Commissioners voted 30-3 to send the measure (P96) to the panel’s Style and Drafting Committee for preparation as a ballot question.
Hank Coxe, Arthenia Joyner and Bob Solari voted against it. The proposal still faces a final vote by the full commission.
It would approve a Marsy’s Law for Florida, named after Marsalee “Marsy” Nicholas. The California woman was stalked and killed by her ex-boyfriend in 1983. Only one week after her death, the accused murderer confronted Marsy’s mother and brother, Henry T. Nicholas, at a grocery store. The family was not informed that the accused was released on bail.
It’s supported by state Sen. Lauren Book, a Plantation Democrat, who was sexually abused for six years by her nanny. She has since formed Lauren’s Kids, an organization to prevent childhood sexual abuse and help survivors.
The amendment, if OK’d for the 2018 statewide ballot and passed by no less than 60 percent of voters, creates rights for victims or their surviving family members to be heard during certain court proceedings and to “full and timely restitution,” among others.
“I’m extremely proud that support (for the measure) is broad-based and bipartisan,” said Commissioner Tim Cerio, a Gov. Rick Scott appointee who sponsors the measure.

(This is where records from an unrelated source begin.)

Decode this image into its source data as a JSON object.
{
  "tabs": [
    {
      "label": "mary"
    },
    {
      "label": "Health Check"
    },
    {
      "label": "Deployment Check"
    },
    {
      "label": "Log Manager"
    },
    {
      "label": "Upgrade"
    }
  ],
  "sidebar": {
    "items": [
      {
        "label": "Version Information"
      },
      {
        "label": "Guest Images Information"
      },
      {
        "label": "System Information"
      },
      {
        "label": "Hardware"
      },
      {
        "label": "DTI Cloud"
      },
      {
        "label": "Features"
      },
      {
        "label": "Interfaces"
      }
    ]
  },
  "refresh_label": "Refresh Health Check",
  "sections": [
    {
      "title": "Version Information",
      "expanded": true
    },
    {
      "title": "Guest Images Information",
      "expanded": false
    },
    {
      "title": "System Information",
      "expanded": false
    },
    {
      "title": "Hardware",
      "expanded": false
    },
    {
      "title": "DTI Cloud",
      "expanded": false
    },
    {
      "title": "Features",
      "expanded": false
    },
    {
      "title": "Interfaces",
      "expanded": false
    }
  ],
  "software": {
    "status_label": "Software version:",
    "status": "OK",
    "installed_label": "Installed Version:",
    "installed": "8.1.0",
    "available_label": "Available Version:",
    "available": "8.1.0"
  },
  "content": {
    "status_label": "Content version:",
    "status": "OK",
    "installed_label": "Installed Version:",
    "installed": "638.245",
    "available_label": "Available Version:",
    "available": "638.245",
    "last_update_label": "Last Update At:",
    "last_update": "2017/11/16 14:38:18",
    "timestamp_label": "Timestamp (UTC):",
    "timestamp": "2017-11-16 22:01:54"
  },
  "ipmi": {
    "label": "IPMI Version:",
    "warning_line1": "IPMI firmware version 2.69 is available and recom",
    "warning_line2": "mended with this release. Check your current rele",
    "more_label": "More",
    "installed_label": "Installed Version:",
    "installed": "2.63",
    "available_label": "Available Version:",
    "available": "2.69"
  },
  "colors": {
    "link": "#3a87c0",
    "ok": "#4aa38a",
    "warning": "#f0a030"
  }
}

A staff analysis has noted that “many of the constitutional rights established by the proposal currently exist under Florida law,” a point echoed by the American Civil Liberties Union of Florida, which has called the measure “overly broad and unworkable in practice.”

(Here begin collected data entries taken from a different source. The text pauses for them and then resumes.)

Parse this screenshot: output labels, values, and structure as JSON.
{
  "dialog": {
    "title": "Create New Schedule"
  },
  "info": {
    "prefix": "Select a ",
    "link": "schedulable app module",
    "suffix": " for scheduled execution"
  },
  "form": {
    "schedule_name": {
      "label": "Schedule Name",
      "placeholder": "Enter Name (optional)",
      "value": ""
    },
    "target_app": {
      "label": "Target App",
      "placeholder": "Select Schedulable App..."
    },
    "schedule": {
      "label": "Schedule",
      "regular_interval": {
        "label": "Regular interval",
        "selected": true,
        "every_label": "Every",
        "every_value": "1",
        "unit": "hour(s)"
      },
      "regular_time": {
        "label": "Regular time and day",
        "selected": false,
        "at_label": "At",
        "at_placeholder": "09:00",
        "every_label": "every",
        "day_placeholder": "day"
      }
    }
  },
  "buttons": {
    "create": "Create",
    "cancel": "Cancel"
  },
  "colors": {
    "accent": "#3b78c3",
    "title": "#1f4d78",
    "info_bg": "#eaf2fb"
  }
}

Cerio acknowledged the criticism Tuesday, saying many provisions are on the books, “but are not followed.” Others are optional, he added, and not constitutionally required.

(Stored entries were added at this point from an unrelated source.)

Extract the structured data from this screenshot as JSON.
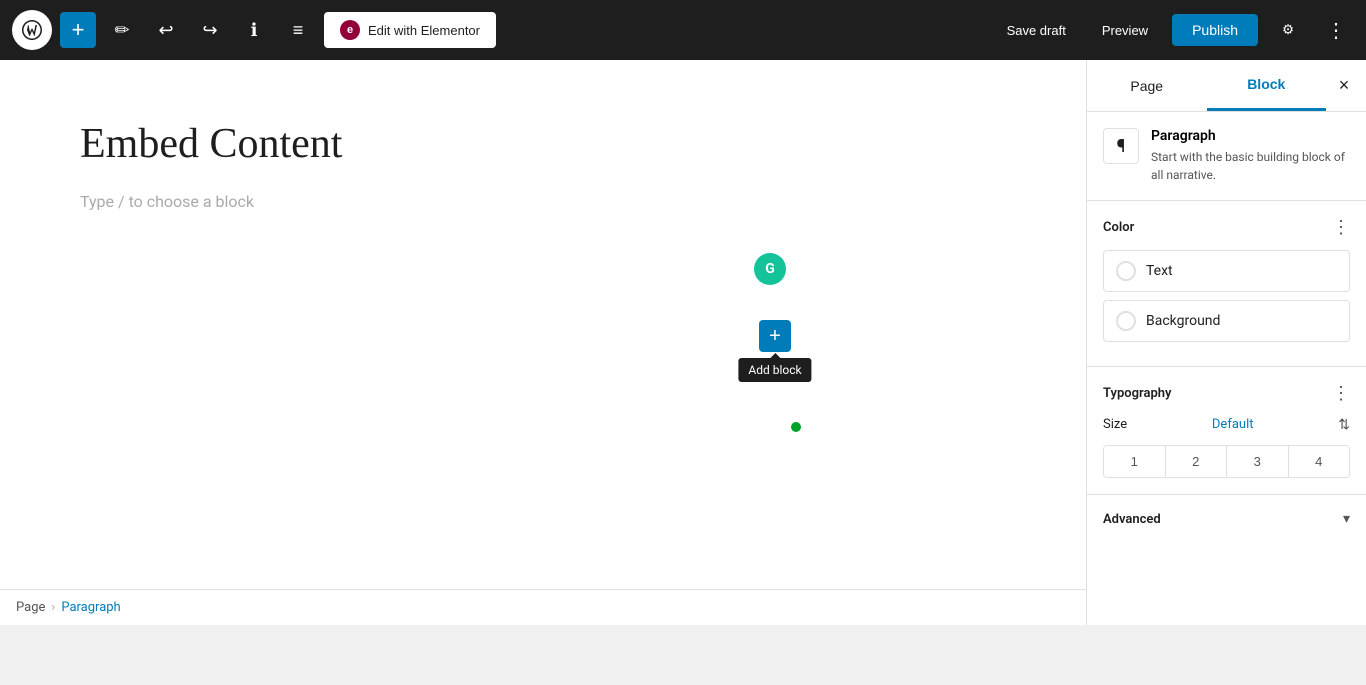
{
  "toolbar": {
    "add_label": "+",
    "undo_label": "↩",
    "redo_label": "↪",
    "info_label": "ℹ",
    "list_label": "≡",
    "elementor_label": "Edit with Elementor",
    "save_draft_label": "Save draft",
    "preview_label": "Preview",
    "publish_label": "Publish"
  },
  "editor": {
    "page_title": "Embed Content",
    "block_placeholder": "Type / to choose a block",
    "add_block_tooltip": "Add block"
  },
  "sidebar": {
    "page_tab": "Page",
    "block_tab": "Block",
    "close_label": "×",
    "block_name": "Paragraph",
    "block_description": "Start with the basic building block of all narrative.",
    "color_section_title": "Color",
    "color_text_label": "Text",
    "color_background_label": "Background",
    "typography_section_title": "Typography",
    "size_label": "Size",
    "size_default": "Default",
    "size_options": [
      "1",
      "2",
      "3",
      "4"
    ],
    "advanced_section_title": "Advanced"
  },
  "breadcrumb": {
    "page_label": "Page",
    "separator": "›",
    "current_label": "Paragraph"
  }
}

Commissioner and former federal prosecutor Roberto Martínez suggested the proposal could be an unfunded mandate, particularly when it comes to certain notice requirements.
“Clearly, there has to be some funding … but the impact may not be significant,” Cerio said.
Coxe, a Jacksonville attorney, was the most severe critic, calling Marsy’s Law “an insult” to every state attorney and sheriff in Florida.
CRC member Chris Nocco, Pasco County’s sheriff, soon countered: “I’m not insulted that he brought forward this idea.” Nocco has supported the plan.
“We are fixing a problem,” Cerio said after debate. “This is not a criticism of the system … It needs to be a beginning.”
Ultimately, the full CRC has to approve the proposal by at least 22 votes out of its 37 members. It then would have to be voted on at the November ballot.